Selon une récente étude de la Fédération canadienne de l’entreprise indépendante (FCEI) sur l’inflation, quelque 97 % des petites et moyennes entreprises (PME) au Québec rapportent une augmentation de leurs coûts de production en 2022 (carburants, produits alimentaires, assurances, autres intrants d’entreprise, etc.), dont 64 % de façon importante. L’étude révèle aussi que 94 % des dirigeantes et dirigeants considèrent que le gouvernement du Québec devrait agir pour protéger les PME.
Les secteurs agricole et forestier, très largement constitués de PME, partagent tout à fait cette analyse. Ces derniers mois, nous avons décrit à maintes reprises, à plusieurs intervenants et de multiples façons, l’effet négatif de la hausse des coûts de production et des taux d’intérêt sur la rentabilité des entreprises agricoles et forestières. Les plus récentes statistiques pour 2022, qui témoignent d’une diminution du revenu net des entreprises malgré une hausse significative des ventes, sont éloquentes à cet égard.
Comme le soulignait La Financière agricole dans son Agro-indicateur de décembre, la hausse des recettes « grâce à une conjoncture de prix généralement élevés » s’est inscrite « dans un contexte caractérisé par la guerre en Ukraine, qui a exacerbé les augmentations de coûts des intrants, dont notamment le carburant, les engrais et l’alimentation animale ». Par ailleurs, « la hausse des coûts d’emprunts à la suite des hausses du taux directeur de la Banque du Canada fait également partie des éléments qui contribuent à cette forte hausse des dépenses en 2022 ».
Les prochains mois risquent malheureusement de s’inscrire dans la continuité. La hausse des taux depuis janvier 2022 augmentera les dépenses d’intérêts des entreprises agricoles de plusieurs centaines de millions de dollars au cours des prochains mois. De plus en plus d’entreprises seront touchées, entre 20 et 50 % des prêts agricoles faisant l’objet d’un renouvellement de leur taux à brève échéance. On peut donc s’attendre à des moments difficiles pour un nombre croissant de productrices et de producteurs.
Des milliers d’entreprises, en l’occurrence bovines et porcines, vivaient déjà des moments difficiles pour des raisons spécifiques à leurs secteurs de production. La hausse importante des coûts de production et des taux envenime une situation déjà délicate, voire précaire. Le secteur maraîcher (incluant les fermiers de famille), déjà durement éprouvé par la pénurie de main-d’œuvre persistante et la hausse rapide des salaires, se voit aussi fragilisé davantage.

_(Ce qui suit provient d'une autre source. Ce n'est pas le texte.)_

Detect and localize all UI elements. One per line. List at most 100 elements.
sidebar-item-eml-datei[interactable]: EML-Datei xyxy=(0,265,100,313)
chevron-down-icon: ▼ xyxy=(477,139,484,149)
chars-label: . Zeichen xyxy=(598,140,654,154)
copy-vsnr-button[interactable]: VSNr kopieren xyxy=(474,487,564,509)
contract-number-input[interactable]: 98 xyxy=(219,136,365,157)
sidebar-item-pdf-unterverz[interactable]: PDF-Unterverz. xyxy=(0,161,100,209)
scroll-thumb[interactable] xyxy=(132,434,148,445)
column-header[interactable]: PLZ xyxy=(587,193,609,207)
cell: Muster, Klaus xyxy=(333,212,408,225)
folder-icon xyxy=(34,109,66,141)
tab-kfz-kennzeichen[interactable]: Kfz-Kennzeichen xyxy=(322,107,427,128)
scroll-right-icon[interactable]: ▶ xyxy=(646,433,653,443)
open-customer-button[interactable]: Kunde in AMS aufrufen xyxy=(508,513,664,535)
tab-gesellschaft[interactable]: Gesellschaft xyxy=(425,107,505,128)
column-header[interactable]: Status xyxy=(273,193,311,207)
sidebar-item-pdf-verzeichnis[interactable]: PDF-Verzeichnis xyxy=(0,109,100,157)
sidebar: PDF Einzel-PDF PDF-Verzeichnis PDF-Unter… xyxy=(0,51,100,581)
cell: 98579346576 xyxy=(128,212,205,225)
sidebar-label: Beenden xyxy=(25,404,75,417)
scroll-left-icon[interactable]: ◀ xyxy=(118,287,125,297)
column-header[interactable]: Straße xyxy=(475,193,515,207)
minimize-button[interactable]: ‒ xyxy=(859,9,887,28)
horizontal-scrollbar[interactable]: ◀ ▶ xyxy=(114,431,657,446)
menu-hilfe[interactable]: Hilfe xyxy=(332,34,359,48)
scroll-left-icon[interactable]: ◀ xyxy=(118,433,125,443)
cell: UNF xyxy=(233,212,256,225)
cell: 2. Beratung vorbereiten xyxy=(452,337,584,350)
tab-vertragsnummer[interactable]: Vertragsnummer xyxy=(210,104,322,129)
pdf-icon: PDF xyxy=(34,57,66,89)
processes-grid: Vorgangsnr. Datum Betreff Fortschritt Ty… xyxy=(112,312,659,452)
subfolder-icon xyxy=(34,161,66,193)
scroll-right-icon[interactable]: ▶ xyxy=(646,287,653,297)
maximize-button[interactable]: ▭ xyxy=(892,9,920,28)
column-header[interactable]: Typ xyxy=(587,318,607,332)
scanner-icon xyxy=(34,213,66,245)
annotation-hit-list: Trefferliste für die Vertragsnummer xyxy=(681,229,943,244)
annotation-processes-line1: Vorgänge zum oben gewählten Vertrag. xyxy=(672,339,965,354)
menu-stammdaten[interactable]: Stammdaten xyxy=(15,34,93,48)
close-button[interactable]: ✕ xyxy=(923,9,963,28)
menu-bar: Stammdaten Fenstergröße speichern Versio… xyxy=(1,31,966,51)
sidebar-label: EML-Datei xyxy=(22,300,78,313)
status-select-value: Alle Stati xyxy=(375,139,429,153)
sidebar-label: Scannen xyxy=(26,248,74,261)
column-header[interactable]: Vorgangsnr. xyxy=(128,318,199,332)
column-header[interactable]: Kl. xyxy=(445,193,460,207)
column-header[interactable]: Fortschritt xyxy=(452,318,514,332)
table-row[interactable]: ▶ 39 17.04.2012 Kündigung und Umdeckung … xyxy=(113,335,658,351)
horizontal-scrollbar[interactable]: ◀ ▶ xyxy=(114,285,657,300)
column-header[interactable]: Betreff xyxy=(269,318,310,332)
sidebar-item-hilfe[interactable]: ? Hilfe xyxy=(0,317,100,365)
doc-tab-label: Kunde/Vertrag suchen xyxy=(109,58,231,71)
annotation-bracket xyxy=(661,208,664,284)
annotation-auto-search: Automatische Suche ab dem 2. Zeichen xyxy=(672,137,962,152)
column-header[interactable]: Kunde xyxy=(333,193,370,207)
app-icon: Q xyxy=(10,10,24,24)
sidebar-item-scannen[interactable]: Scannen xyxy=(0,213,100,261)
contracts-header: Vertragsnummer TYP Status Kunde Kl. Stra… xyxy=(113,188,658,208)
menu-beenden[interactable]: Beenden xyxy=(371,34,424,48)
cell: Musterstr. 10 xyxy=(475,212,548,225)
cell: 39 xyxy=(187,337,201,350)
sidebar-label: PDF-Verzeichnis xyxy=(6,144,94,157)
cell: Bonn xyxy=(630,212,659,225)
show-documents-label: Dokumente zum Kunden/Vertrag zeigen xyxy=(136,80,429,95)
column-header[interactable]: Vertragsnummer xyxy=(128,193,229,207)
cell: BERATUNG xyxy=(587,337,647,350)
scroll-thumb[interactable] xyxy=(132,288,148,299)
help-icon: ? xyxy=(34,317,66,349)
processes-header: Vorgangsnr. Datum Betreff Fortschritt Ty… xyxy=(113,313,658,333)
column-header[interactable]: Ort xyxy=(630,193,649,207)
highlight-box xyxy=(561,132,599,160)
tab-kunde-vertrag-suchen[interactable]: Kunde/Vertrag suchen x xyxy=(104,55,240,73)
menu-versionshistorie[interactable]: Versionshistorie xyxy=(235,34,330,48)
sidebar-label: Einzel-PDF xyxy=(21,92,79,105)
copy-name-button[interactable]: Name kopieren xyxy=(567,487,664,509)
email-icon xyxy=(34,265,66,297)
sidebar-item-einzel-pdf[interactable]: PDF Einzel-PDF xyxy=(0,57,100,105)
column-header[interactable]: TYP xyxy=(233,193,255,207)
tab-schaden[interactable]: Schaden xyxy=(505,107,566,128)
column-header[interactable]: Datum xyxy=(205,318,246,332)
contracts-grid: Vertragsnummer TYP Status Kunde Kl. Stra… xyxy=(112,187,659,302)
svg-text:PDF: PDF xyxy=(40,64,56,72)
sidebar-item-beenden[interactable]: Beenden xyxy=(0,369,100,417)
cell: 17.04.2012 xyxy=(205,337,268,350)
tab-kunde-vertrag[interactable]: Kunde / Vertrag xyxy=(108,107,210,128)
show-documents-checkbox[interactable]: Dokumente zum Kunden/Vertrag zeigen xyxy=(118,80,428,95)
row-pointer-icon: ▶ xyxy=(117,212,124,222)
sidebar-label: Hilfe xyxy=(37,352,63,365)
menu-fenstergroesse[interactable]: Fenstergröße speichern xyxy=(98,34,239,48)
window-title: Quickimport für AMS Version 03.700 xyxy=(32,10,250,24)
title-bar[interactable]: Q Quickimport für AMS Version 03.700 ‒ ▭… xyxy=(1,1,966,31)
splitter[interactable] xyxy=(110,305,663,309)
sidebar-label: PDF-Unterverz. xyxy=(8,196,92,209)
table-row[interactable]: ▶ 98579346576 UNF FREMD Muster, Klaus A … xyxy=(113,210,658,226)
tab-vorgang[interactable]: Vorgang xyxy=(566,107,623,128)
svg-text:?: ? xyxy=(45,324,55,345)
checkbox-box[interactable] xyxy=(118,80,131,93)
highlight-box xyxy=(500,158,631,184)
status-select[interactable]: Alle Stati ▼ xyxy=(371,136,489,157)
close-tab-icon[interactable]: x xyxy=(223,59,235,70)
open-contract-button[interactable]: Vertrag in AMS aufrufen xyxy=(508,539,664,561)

Les régions agricoles plus éloignées, dites « périphériques », sont aussi désavantagées par rapport aux régions plus centrales. La hausse du prix du transport (tant pour faire venir leurs intrants de production que pour livrer leurs produits), le climat moins propice à certaines cultures (qui empêche la production de denrées dont les marges sont actuellement plus favorables, comme par exemple le maïs-grain) et leur taille généralement inférieure à la moyenne québécoise (limitant ainsi les économies) rendent ces entreprises particulièrement vulnérables.
De plus en plus de productrices et de producteurs se demandent comment ils pourront sortir indemnes de ce contexte économique exceptionnellement défavorable. Certains se demandent même si céder l’entreprise à une relève apparentée est réellement souhaitable. Plusieurs jeunes de la relève, de leur côté, reportent indéfiniment leurs projets. La lourdeur administrative, déjà omniprésente, accentue terriblement la situation. Lorsque des entreprises bien établies se remettent en question, que les prochaines générations se questionnent sur leur avenir et qu’une détérioration de la santé psychologique des troupes se pointe à l’horizon, il importe d’intervenir de façon plus musclée.
Comme convenu lors de discussions récentes avec les conseillers généraux de l’organisation, l’Union documente actuellement l’ampleur des difficultés vécues sur le terrain au moyen d’un sondage confidentiel auprès des productrices et des producteurs que je vous encourage à remplir le plus rapidement possible (ou à vous procurer en communiquant avec votre fédération régionale, si vous ne l’avez pas reçu). C’est à partir de ce portrait que nous pourrons poser les bons gestes. L’augmentation du nombre de fermes au Québec est de bon augure, mais elle est loin d’être acquise. L’agriculture québécoise est sous pression et c’est à nous, collectivement, d’y voir plus clair et d’exiger un soutien gouvernemental à la fois rapide et à la hauteur des défis.